Она посмотрела вниз.
— Вчера, после сверхшторма, я нашла тебя около пропасти, — прошептала она. — Ты собирался покончить с собой, да?
Каладин не ответил.
Вчера.
Целую вечность назад.
— Я дала тебе лист. Ядовитый лист. Ты мог использовать его, убить себя или кого-то другого. Так ты, вероятно, собирался там, в фургоне. — Она посмотрела ему прямо в глаза, ее голос изменился, стал испуганным. — Сегодня я знаю, что такое смерть. Откуда я знаю, что такое смерть, Каладин?
Каладин нахмурился.
— Ты всегда была странной для спрена. С самого начала.
— С самого начала?
Он заколебался, подумав еще раз. Нет, сначала, когда она появилась, она вела себя как обыкновенный спрен ветра. Подшучивала над ним, сдувала обувь на пол, потом прятала. И даже в первые несколько месяцев рабства она походила на любой другой спрен. Быстро теряла интерес к вещам, носилась вокруг.
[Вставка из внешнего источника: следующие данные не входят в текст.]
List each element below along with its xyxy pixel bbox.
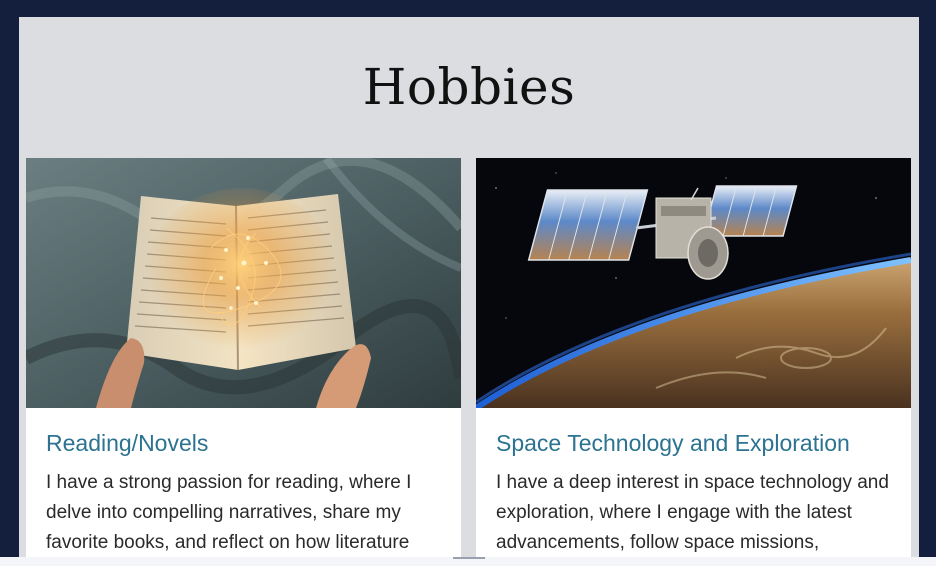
scroll-indicator[interactable] xyxy=(453,557,485,559)
page-title: Hobbies xyxy=(362,58,576,116)
card-text-reading: I have a strong passion for reading, whe… xyxy=(46,472,412,553)
bottom-scroll-strip xyxy=(0,557,936,566)
reading-book-image xyxy=(26,158,461,408)
card-title-reading: Reading/Novels xyxy=(46,430,209,456)
hobby-card-space: Space Technology and Exploration I have … xyxy=(476,158,911,566)
hobby-card-reading: Reading/Novels I have a strong passion f… xyxy=(26,158,461,566)
satellite-earth-image xyxy=(476,158,911,408)
hobbies-section: Hobbies Reading/Novels I have a strong p… xyxy=(19,17,919,566)
card-title-space: Space Technology and Exploration xyxy=(496,430,850,456)
card-text-space: I have a deep interest in space technolo… xyxy=(496,472,889,553)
— Еще вчера я не знала, что такое смерть. Сегодня знаю. Месяцы назад я не знала, что действую странно для спрена, но не сейчас. Но откуда я знаю, как положено действовать спрену? — Она сжалась, стала меньше. — Что произошло со мной? Кто я?
— Не знаю. Это важно?
— А разве нет?
— Я тоже не знаю, кто я. Мостовик? Хирург? Солдат? Раб? Это все ярлыки. Внутри я — это я. Совсем другой, чем был год назад, но я как-то не тревожусь об этом, просто иду вперед и надеюсь, что мои ноги приведут меня туда, где я должен быть.
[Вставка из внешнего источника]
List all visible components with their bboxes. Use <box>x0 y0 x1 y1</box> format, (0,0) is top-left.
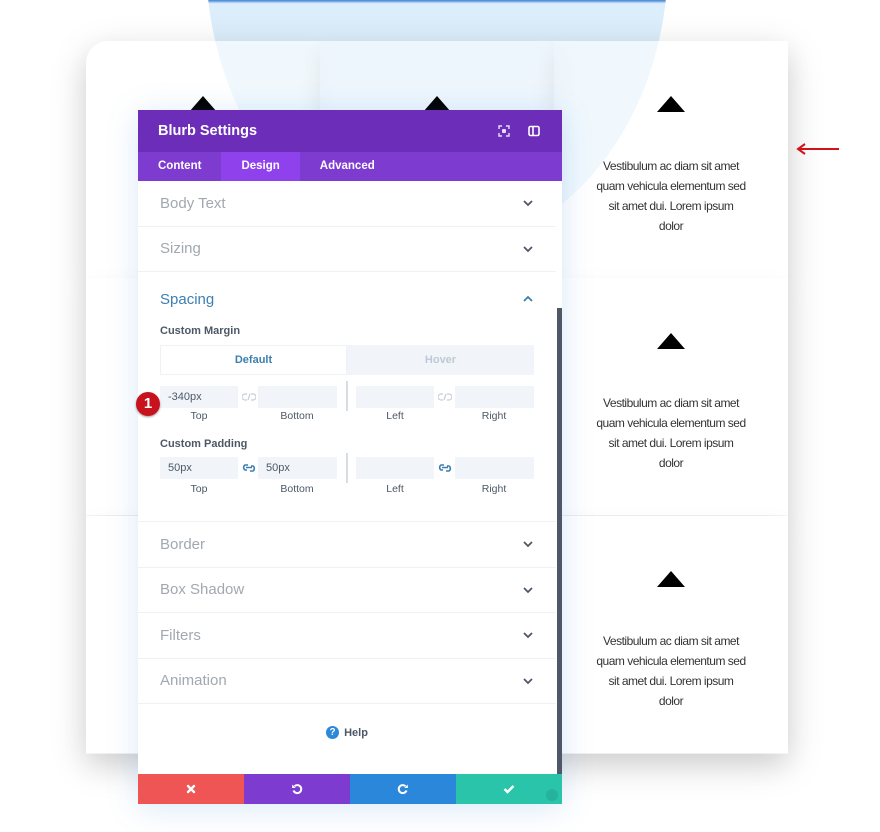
section-sizing[interactable]: Sizing <box>138 227 556 272</box>
chevron-down-icon <box>523 541 533 548</box>
link-icon[interactable] <box>242 463 256 473</box>
triangle-up-icon <box>657 96 685 112</box>
chevron-up-icon <box>523 295 533 302</box>
padding-top-label: Top <box>190 483 208 495</box>
chevron-down-icon <box>523 246 533 253</box>
section-title: Border <box>160 535 206 553</box>
undo-icon <box>292 784 303 795</box>
scrollbar[interactable] <box>557 308 562 774</box>
save-button[interactable] <box>456 774 562 804</box>
section-body-text[interactable]: Body Text <box>138 181 556 227</box>
blurb-text: Vestibulum ac diam sit amet quam vehicul… <box>596 159 746 233</box>
section-title: Sizing <box>160 240 201 258</box>
margin-left-label: Left <box>386 410 404 422</box>
margin-top-input[interactable]: -340px <box>160 386 238 408</box>
section-title: Body Text <box>160 194 226 212</box>
margin-bottom-label: Bottom <box>280 410 314 422</box>
custom-padding-label: Custom Padding <box>160 438 248 450</box>
margin-top-label: Top <box>190 410 208 422</box>
padding-top-input[interactable]: 50px <box>160 457 238 479</box>
blurb-card[interactable]: Vestibulum ac diam sit amet quam vehicul… <box>554 516 788 753</box>
undo-button[interactable] <box>244 774 350 804</box>
triangle-up-icon <box>657 333 685 349</box>
default-hover-toggle: Default Hover <box>160 345 534 375</box>
step-badge: 1 <box>136 392 160 416</box>
section-animation[interactable]: Animation <box>138 659 556 704</box>
section-border[interactable]: Border <box>138 522 556 568</box>
modal-title: Blurb Settings <box>158 123 258 139</box>
modal-footer <box>138 774 562 804</box>
divider <box>346 381 348 411</box>
section-title: Animation <box>160 672 227 690</box>
tab-content[interactable]: Content <box>138 152 221 181</box>
margin-right-label: Right <box>481 410 507 422</box>
help-icon: ? <box>326 726 340 739</box>
chevron-down-icon <box>523 678 533 685</box>
tab-design[interactable]: Design <box>221 152 300 181</box>
link-off-icon[interactable] <box>242 392 256 402</box>
redo-button[interactable] <box>350 774 456 804</box>
redo-icon <box>397 784 408 795</box>
blurb-card[interactable]: Vestibulum ac diam sit amet quam vehicul… <box>554 278 788 515</box>
chevron-down-icon <box>523 632 533 639</box>
padding-left-label: Left <box>386 483 404 495</box>
blurb-settings-modal: Blurb Settings Content Design Advanced B… <box>138 110 562 804</box>
modal-body: Body Text Sizing Spacing Custom Margin D… <box>138 181 562 774</box>
check-icon <box>503 785 515 794</box>
padding-right-label: Right <box>481 483 507 495</box>
section-spacing-header[interactable]: Spacing <box>138 272 556 322</box>
chevron-down-icon <box>523 587 533 594</box>
chevron-down-icon <box>523 200 533 207</box>
margin-bottom-input[interactable] <box>258 386 337 408</box>
fullscreen-icon[interactable] <box>496 123 512 139</box>
divider <box>346 453 348 483</box>
section-box-shadow[interactable]: Box Shadow <box>138 568 556 613</box>
padding-bottom-input[interactable]: 50px <box>258 457 337 479</box>
blurb-text: Vestibulum ac diam sit amet quam vehicul… <box>596 634 746 708</box>
section-filters[interactable]: Filters <box>138 613 556 659</box>
padding-bottom-label: Bottom <box>280 483 314 495</box>
triangle-up-icon <box>657 571 685 587</box>
section-spacing: Spacing Custom Margin Default Hover -340… <box>138 272 556 522</box>
resize-handle-icon[interactable] <box>546 789 558 801</box>
custom-margin-label: Custom Margin <box>160 325 241 337</box>
section-title: Spacing <box>160 290 215 308</box>
modal-header[interactable]: Blurb Settings <box>138 110 562 152</box>
section-title: Filters <box>160 626 201 644</box>
modal-tabs: Content Design Advanced <box>138 152 562 181</box>
close-icon <box>186 784 196 794</box>
sidebar-icon[interactable] <box>526 123 542 139</box>
help-label: Help <box>344 726 368 739</box>
margin-left-input[interactable] <box>356 386 434 408</box>
section-title: Box Shadow <box>160 581 245 599</box>
toggle-hover[interactable]: Hover <box>347 345 534 375</box>
page-canvas: Vestibulum ac diam sit amet quam vehicul… <box>0 0 880 832</box>
blurb-text: Vestibulum ac diam sit amet quam vehicul… <box>596 396 746 470</box>
padding-left-input[interactable] <box>356 457 434 479</box>
padding-right-input[interactable] <box>455 457 534 479</box>
margin-right-input[interactable] <box>455 386 534 408</box>
tab-advanced[interactable]: Advanced <box>300 152 395 181</box>
arrow-left-icon <box>796 143 839 155</box>
blurb-card[interactable]: Vestibulum ac diam sit amet quam vehicul… <box>554 41 788 278</box>
link-icon[interactable] <box>438 463 452 473</box>
cancel-button[interactable] <box>138 774 244 804</box>
toggle-default[interactable]: Default <box>160 345 347 375</box>
link-off-icon[interactable] <box>438 392 452 402</box>
help-link[interactable]: ? Help <box>138 726 556 739</box>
— Ты не злишься на меня за то, что я принесла тебе тот лист?
— Сил, если бы ты не прервала меня, я бы прыгнул в расщелину. Этот лист, он был мне необходим. Правильная вещь.
Она улыбнулась и стала смотреть, как Каладин разминает мышцы. Закончив, он встал и вышел на улицу, почти придя в себя. Она метнулась в воздухе и приземлилась на плечо, сложила руки назад и свесила ноги, как девочка, сидящая на краю обрыва.
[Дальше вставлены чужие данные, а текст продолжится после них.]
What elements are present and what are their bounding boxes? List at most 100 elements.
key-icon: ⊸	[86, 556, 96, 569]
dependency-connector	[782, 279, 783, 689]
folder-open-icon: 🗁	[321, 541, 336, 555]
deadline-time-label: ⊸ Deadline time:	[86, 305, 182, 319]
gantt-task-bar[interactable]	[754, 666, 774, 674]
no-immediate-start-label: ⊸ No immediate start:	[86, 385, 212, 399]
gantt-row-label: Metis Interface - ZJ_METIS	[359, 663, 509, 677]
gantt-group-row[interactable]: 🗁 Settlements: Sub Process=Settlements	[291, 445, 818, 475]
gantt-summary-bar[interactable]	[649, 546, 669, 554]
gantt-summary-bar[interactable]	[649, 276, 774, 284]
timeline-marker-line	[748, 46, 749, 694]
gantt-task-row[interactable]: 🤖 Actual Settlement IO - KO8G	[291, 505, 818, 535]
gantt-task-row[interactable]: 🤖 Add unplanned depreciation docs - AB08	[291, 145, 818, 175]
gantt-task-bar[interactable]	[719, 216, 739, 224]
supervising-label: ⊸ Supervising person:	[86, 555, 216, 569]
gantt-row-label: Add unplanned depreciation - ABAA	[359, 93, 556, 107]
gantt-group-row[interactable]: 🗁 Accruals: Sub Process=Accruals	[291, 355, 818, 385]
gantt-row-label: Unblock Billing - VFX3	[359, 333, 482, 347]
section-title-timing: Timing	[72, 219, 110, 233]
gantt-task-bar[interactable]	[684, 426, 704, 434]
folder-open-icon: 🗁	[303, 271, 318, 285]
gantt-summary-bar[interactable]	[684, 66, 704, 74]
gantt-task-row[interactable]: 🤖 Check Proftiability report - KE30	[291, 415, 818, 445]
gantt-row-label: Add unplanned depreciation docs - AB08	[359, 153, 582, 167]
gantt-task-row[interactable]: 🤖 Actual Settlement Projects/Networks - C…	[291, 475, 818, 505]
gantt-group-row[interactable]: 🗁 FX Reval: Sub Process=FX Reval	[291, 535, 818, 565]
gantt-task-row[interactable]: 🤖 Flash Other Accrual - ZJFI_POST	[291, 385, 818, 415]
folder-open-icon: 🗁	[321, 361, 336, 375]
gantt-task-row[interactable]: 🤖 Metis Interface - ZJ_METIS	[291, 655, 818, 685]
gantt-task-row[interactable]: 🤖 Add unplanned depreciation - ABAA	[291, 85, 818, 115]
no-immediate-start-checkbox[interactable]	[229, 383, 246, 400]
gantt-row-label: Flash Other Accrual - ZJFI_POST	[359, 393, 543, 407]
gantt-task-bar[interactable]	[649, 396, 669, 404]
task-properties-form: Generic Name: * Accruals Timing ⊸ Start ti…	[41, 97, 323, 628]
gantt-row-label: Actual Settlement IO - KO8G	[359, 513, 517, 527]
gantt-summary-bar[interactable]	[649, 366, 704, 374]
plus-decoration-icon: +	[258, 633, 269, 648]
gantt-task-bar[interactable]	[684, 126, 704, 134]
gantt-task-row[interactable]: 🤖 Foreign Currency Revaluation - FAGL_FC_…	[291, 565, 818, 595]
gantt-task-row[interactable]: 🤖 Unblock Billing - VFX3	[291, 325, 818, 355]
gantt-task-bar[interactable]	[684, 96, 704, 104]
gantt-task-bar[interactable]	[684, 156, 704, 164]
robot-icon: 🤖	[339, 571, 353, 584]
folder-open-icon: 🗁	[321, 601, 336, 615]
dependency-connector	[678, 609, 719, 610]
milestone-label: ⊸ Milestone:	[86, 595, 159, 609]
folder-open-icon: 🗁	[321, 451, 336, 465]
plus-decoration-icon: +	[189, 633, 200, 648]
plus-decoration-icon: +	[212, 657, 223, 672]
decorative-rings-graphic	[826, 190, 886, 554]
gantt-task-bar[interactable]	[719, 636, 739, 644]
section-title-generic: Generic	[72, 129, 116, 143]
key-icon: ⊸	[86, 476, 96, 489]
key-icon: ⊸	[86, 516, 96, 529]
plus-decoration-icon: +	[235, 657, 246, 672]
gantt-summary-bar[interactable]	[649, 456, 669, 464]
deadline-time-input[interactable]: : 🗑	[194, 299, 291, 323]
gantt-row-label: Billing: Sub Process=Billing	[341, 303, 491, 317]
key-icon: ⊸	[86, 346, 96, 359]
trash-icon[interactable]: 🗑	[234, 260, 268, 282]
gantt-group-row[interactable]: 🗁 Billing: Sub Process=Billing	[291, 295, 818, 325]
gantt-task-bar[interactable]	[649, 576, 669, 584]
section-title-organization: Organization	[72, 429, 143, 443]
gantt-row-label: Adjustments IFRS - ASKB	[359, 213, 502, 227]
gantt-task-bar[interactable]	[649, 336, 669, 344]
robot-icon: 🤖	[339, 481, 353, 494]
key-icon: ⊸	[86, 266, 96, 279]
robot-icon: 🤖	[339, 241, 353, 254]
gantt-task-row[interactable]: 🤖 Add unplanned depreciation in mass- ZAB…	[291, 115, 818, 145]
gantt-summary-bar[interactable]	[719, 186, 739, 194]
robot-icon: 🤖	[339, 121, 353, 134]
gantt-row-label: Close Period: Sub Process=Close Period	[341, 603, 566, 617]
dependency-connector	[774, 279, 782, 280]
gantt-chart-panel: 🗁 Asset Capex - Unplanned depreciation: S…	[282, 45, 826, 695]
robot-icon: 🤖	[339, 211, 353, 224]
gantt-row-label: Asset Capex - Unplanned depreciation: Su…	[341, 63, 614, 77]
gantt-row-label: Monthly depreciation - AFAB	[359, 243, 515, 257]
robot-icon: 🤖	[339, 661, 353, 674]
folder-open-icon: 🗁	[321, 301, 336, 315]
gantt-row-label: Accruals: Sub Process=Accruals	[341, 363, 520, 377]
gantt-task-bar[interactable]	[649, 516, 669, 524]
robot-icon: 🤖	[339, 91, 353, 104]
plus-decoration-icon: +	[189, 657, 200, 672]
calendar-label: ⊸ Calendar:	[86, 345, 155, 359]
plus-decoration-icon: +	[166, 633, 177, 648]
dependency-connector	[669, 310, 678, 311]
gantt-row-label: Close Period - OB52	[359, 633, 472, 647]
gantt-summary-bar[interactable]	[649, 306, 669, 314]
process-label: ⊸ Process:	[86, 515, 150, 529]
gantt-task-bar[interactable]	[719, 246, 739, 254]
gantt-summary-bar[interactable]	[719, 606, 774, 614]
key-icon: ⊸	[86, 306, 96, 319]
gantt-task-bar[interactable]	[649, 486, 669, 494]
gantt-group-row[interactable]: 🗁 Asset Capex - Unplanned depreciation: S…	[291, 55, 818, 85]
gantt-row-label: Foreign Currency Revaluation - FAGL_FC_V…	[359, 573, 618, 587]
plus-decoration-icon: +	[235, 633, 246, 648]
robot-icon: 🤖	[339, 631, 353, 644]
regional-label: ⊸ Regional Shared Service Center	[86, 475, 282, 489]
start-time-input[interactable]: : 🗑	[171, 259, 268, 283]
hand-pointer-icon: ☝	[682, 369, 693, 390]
— Я рада, что ты не сердишься. Хотя именно ты виноват во всем, что произошло со мной. Пока я не встретила тебя, я никогда не думала о смерти или лжи.
— Да, из-за меня, — сухо сказал он. — Я приношу смерть и ложь туда, куда иду. Я и Смотрящая в Ночи.
Она помрачнела.
— Это… — начал он.
— Да, — сказала она. — Сарказм. — Она вздернула голову. — Я знаю, что такое сарказм. — Она лукаво улыбнулась. — Я знаю, что такое сарказм!
Отец Штормов, подумал Каладин, глядя в ее маленькие ликующие глаза. Очень зловещий знак.
— Подожди, — сказал он. — Неужели ничего такого с тобой раньше не происходило?
— Не знаю. Я не помню ничего, что произошло раньше чем год назад, когда я увидела тебя.